True measures of team ability
The true indication of a team’s ability is how efficiently they use their possession in creating chances and how well they can stifle their opponent’s use of the ball when they have it. A side may out possess a side and even create more chances, but those scoring opportunities may be of poorer quality, due to their poor shot location and potentially higher levels of defensive pressure.

Chances created on the counter attack are converted at significantly higher rates than similar open play shots
Chelsea’s counter attack goal at Anfield and Ronaldo’s strike on the break for Real Madrid in the UCL second leg in Munich, easily beat an exposed goalkeeper. These goals from high quality counter attacks aren’t typical of all such chances, but using shot location data, it appears that chances created on the counter attack are converted at significantly higher rates than similar open play shots, which often involve slowly crafted build ups and allow the defence to become organised.

Therefore, it is wiser to attempt to draw conclusions from fundamental statistics such as shots, placed in their proper context, rather than assuming that dominant possession automatically indicates a superior side and any loss was unfortunate.

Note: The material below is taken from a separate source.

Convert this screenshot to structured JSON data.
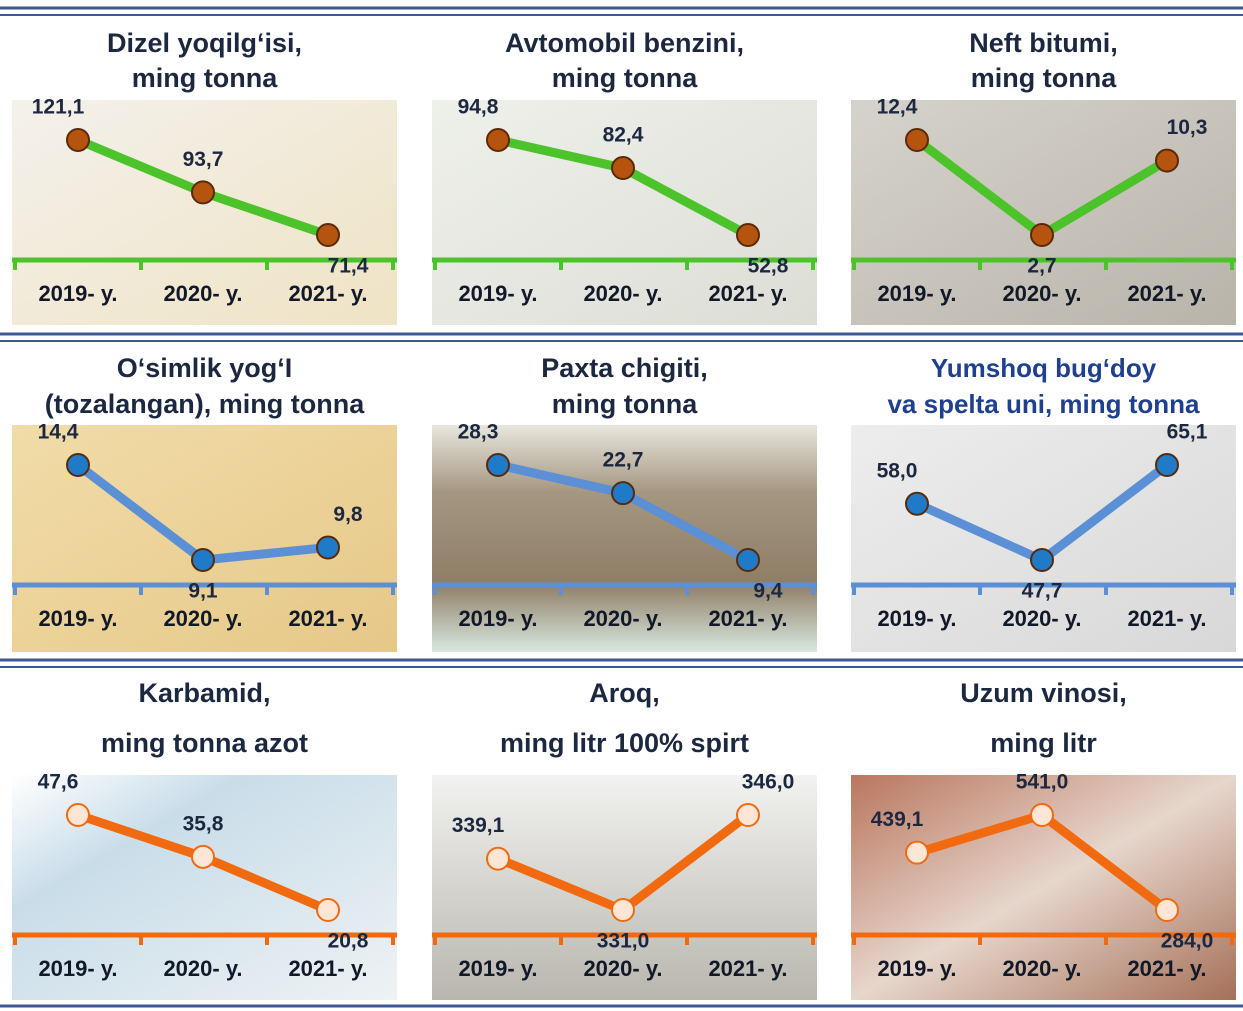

Low possession teams often have alternative ways of scoring. For example, in La Liga, the home of possession football, lower possession teams tend to score proportionally more of their goals from set pieces and counter attacks than do sides that have followed the Barcelona model.

This year’s champions, Atletico Madrid, scored a third of their goals from set pieces and counters, whilst enjoying 49% possession. That figure fell to 45% in the UEFA Champions League, where over half of their goals were either from counter attacks or set pieces. In the final they came within three minutes of defeating their cross city rivals, Real Madrid.

Possession figures tell you little of how effective a side may be, although possession based teams may also be good teams, creating an illusion of a general widespread correlation. It merely helps to inform you about how they tactically chose or were compelled to play the match.